Thomas Jefferson, the third President of the United States who wrote the US declaration of independence including the famous line that said "That all men are created equal" was one of the biggest slave owners in Virginia with well over 600 slaves. He didn't just stop at owning them, he personally oversaw their work and made sure that those he found "slacking" were brutally whipped and flogged. Jefferson even worked slave boys ages 10 to 16 in his nail factory on Mulberry Row. After it opened in 1794, for the first three years, Jefferson recorded the productivity of each child. He selected those who were most productive to be trained as artisans: blacksmiths, carpenters, and coopers. Those who performed the worst were assigned as field laborers. According to historian Lucia Stanton, Jefferson authorized his overseers to use physical violence against slaves, though probably not as much as some of his neighbors. Jame Hubbard was a slave in the nailery who ran away on two occasions. The first time Jefferson did not have him whipped, but on the second Jefferson reportedly ordered him severely flogged. Hubbard was likely resold to another slave owner after spending time in jail.

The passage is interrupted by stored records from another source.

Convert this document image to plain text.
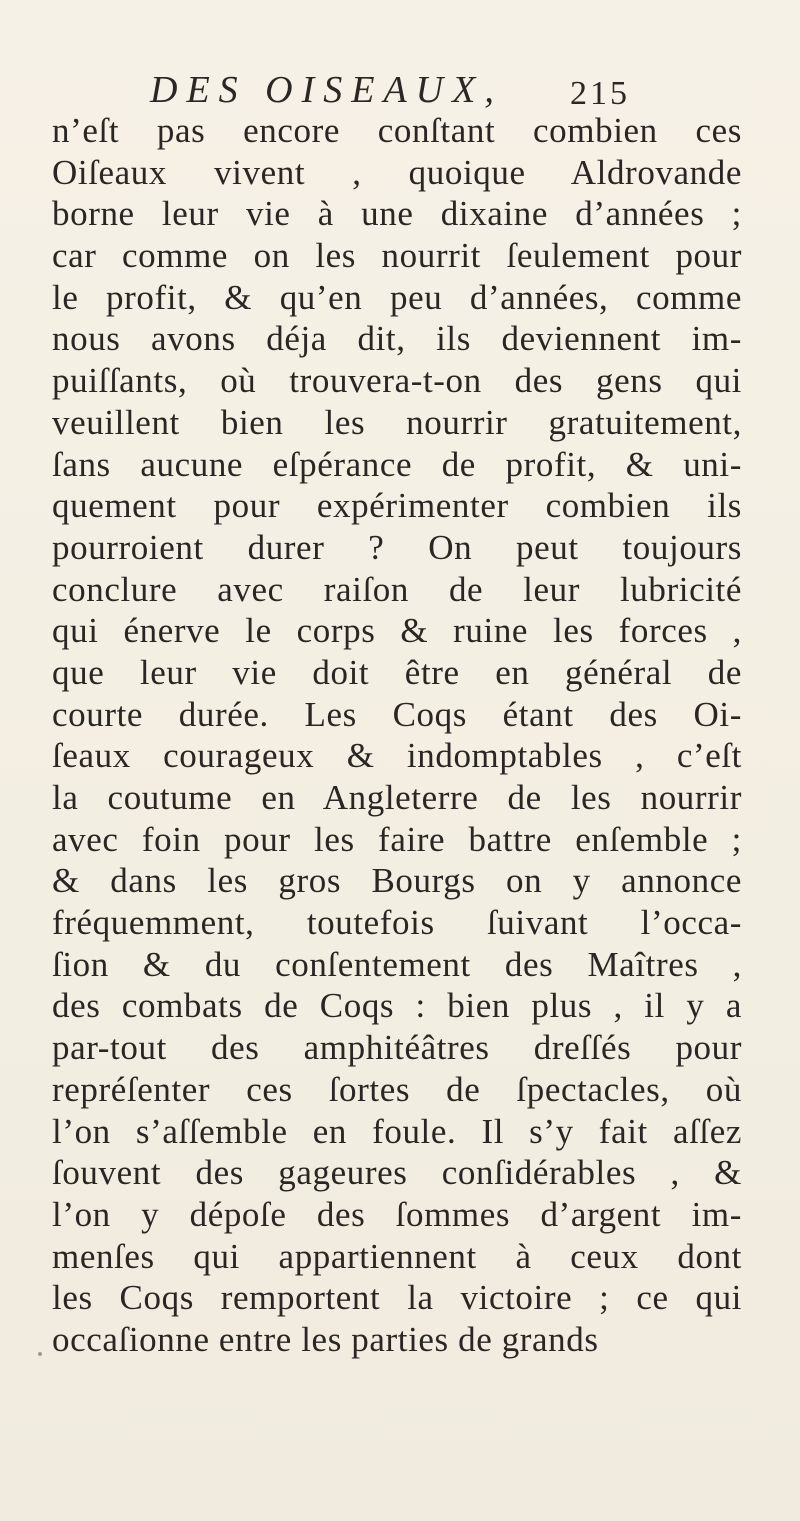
DES OISEAUX, 215
n’eſt pas encore conſtant combien ces
Oiſeaux vivent , quoique Aldrovande
borne leur vie à une dixaine d’années ;
car comme on les nourrit ſeulement pour
le profit, & qu’en peu d’années, comme
nous avons déja dit, ils deviennent im-
puiſſants, où trouvera-t-on des gens qui
veuillent bien les nourrir gratuitement,
ſans aucune eſpérance de profit, & uni-
quement pour expérimenter combien ils
pourroient durer ? On peut toujours
conclure avec raiſon de leur lubricité
qui énerve le corps & ruine les forces ,
que leur vie doit être en général de
courte durée. Les Coqs étant des Oi-
ſeaux courageux & indomptables , c’eſt
la coutume en Angleterre de les nourrir
avec foin pour les faire battre enſemble ;
& dans les gros Bourgs on y annonce
fréquemment, toutefois ſuivant l’occa-
ſion & du conſentement des Maîtres ,
des combats de Coqs : bien plus , il y a
par-tout des amphitéâtres dreſſés pour
repréſenter ces ſortes de ſpectacles, où
l’on s’aſſemble en foule. Il s’y fait aſſez
ſouvent des gageures conſidérables , &
l’on y dépoſe des ſommes d’argent im-
menſes qui appartiennent à ceux dont
les Coqs remportent la victoire ; ce qui
occaſionne entre les parties de grands
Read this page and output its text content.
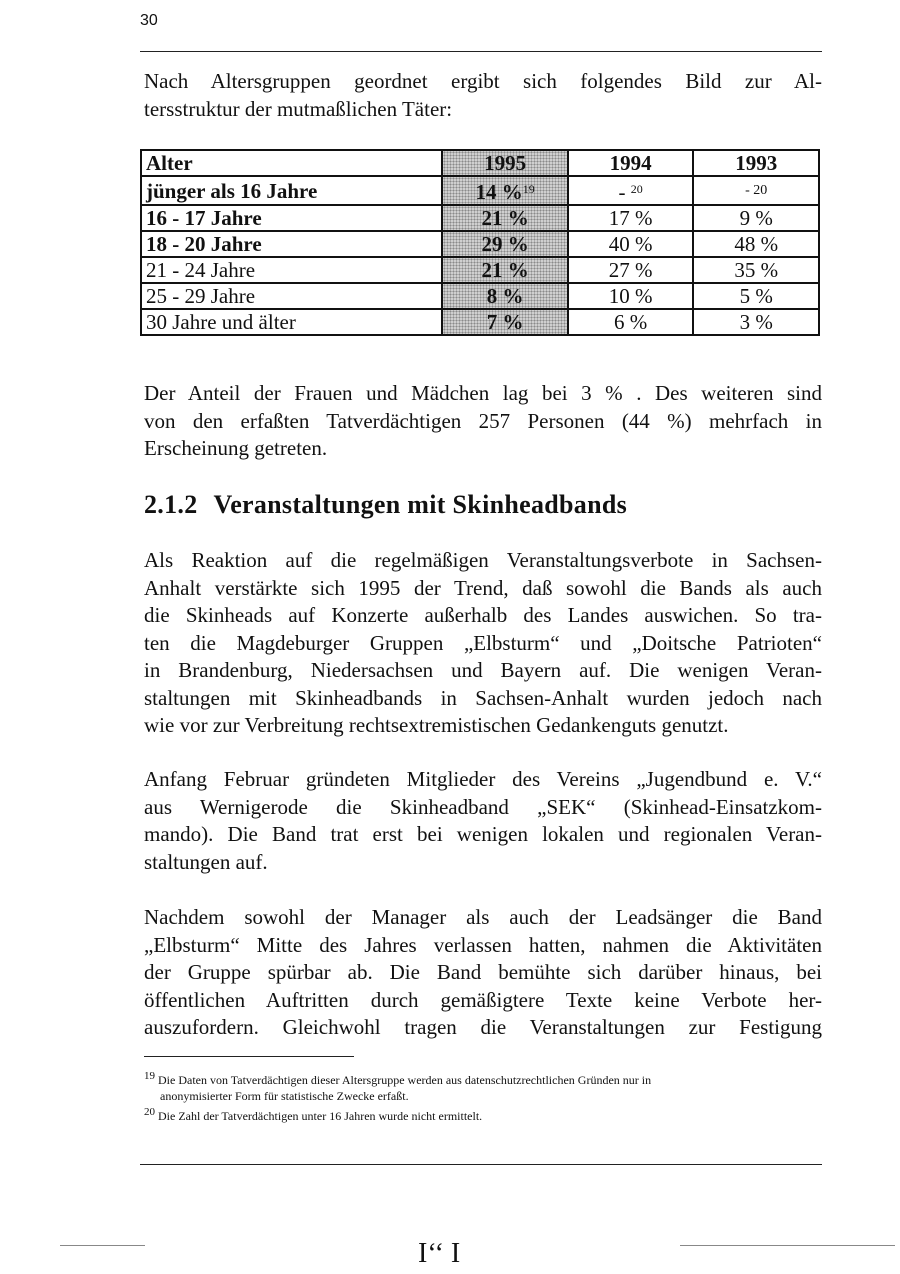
30
Nach Altersgruppen geordnet ergibt sich folgendes Bild zur Al-
tersstruktur der mutmaßlichen Täter:
Alter	1995	1994	1993
jünger als 16 Jahre	14 %$^{19}$	- $^{20}$	- 20
16 - 17 Jahre	21 %	17 %	9 %
18 - 20 Jahre	29 %	40 %	48 %
21 - 24 Jahre	21 %	27 %	35 %
25 - 29 Jahre	8 %	10 %	5 %
30 Jahre und älter	7 %	6 %	3 %
Der Anteil der Frauen und Mädchen lag bei 3 % . Des weiteren sind
von den erfaßten Tatverdächtigen 257 Personen (44 %) mehrfach in
Erscheinung getreten.
2.1.2 Veranstaltungen mit Skinheadbands
Als Reaktion auf die regelmäßigen Veranstaltungsverbote in Sachsen-
Anhalt verstärkte sich 1995 der Trend, daß sowohl die Bands als auch
die Skinheads auf Konzerte außerhalb des Landes auswichen. So tra-
ten die Magdeburger Gruppen „Elbsturm“ und „Doitsche Patrioten“
in Brandenburg, Niedersachsen und Bayern auf. Die wenigen Veran-
staltungen mit Skinheadbands in Sachsen-Anhalt wurden jedoch nach
wie vor zur Verbreitung rechtsextremistischen Gedankenguts genutzt.
Anfang Februar gründeten Mitglieder des Vereins „Jugendbund e. V.“
aus Wernigerode die Skinheadband „SEK“ (Skinhead-Einsatzkom-
mando). Die Band trat erst bei wenigen lokalen und regionalen Veran-
staltungen auf.
Nachdem sowohl der Manager als auch der Leadsänger die Band
„Elbsturm“ Mitte des Jahres verlassen hatten, nahmen die Aktivitäten
der Gruppe spürbar ab. Die Band bemühte sich darüber hinaus, bei
öffentlichen Auftritten durch gemäßigtere Texte keine Verbote her-
auszufordern. Gleichwohl tragen die Veranstaltungen zur Festigung
$^{19}$ Die Daten von Tatverdächtigen dieser Altersgruppe werden aus datenschutzrechtlichen Gründen nur in
anonymisierter Form für statistische Zwecke erfaßt.
$^{20}$ Die Zahl der Tatverdächtigen unter 16 Jahren wurde nicht ermittelt.
I‘‘ I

Ruins of Jefferson's Nail Factory at Monticello.

Stanton says children suffered physical violence. When a 17-year-old James was sick, one overseer reportedly whipped him "three times in one day." Violence was commonplace on plantations, including Jefferson's. Henry Wiencek cited within a Smithsonian Magazine article several reports of Jefferson ordering the whipping or selling of slaves as punishments for extreme misbehavior or escape. Despite beating and jailing his slaves, Jefferson had also a longstanding relationship with a slave named Sally Hemings, and that the two had at least one and perhaps as many as six children together. In his public life, Jefferson made statements denouncing blacks as biologically inferior and claiming that a biracial American society was impossible.

Jefferson was also very good friends with Thaddeus Kosciuszko, one of the heroes of the American revolution and the leader of the Polish uprising in 1794.

Kosciuszko, who could not bear seeing his friend Jefferson being a slave owner, bequeathed all his land in the US to Jefferson, so he could sell the land and use the money to free his slaves.

Jefferson kept Kosciuszko's land, and never freed his slaves.